Being the fool that I am, I groggily forced myself out of the bed. Gathered all my stuff. And cursed myself all the way there, all the while longed for my blanket, walked and stumbled through all those jotting tree roots. Sands clinged onto my sandals. I hate sands. Thought to myself. "This better be worth it".

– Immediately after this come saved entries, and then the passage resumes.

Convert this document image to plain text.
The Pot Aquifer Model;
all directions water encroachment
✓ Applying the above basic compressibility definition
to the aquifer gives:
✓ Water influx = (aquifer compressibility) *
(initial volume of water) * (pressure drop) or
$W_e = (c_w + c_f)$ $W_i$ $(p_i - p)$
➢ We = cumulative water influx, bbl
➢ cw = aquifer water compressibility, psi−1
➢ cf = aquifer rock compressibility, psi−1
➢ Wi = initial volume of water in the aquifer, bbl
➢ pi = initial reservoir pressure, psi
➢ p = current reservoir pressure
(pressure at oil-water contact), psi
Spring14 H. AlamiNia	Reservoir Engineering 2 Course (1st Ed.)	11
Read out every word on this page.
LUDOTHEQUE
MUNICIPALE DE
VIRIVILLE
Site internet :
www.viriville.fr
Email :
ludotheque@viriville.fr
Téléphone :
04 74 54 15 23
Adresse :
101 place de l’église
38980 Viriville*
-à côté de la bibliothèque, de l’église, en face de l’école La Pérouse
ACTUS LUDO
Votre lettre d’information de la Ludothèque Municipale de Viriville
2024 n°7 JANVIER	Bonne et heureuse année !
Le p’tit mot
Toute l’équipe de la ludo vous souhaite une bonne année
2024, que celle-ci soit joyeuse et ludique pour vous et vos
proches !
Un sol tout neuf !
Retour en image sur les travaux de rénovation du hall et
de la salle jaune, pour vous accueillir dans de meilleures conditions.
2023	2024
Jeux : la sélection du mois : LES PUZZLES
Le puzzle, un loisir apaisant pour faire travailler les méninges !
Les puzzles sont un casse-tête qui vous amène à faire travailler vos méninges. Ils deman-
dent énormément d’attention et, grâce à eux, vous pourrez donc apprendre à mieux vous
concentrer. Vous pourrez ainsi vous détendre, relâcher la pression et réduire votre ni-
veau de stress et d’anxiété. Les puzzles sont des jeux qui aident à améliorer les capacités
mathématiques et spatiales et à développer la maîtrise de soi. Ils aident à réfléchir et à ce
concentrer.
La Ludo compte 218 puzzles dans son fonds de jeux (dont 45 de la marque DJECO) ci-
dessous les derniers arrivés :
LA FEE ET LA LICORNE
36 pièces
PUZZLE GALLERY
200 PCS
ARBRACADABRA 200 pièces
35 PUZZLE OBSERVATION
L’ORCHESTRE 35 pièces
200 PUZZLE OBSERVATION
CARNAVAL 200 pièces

Capturing the above scenes did make me feel great. And I'll do it again, only this time it will be during sunset. No more early morning shots. Too much struggle for an amateur like me. :)


Monday, April 9, 2007

TO START A BLOG


This is my 26th attempt to start a blog. For the last 2 years. Seriously. My last 25 attempt was a disaster. Can't decide on almost everything. Catchy headers? I am not in advertisement. Candy eyed background and layouts? I am not an artistic person. Interesting content? Not a writer. Don't know the difference of HML, HTML, XML either. With that in mind, please bear with me.


The photo above got nothing to do with this post, there's no story or reason why I put it there. Just thought it looks good on a black layout. Just let me stress one thing. Like it or not, its mine. C & C are not welcome.


Nasi lemak and nescafe tarik is a favourite breakfast dish. Might as well advertise it. In doing that, if it reminds you to have a healthy breakfast or to have a breakfast, I am already a satisfied person.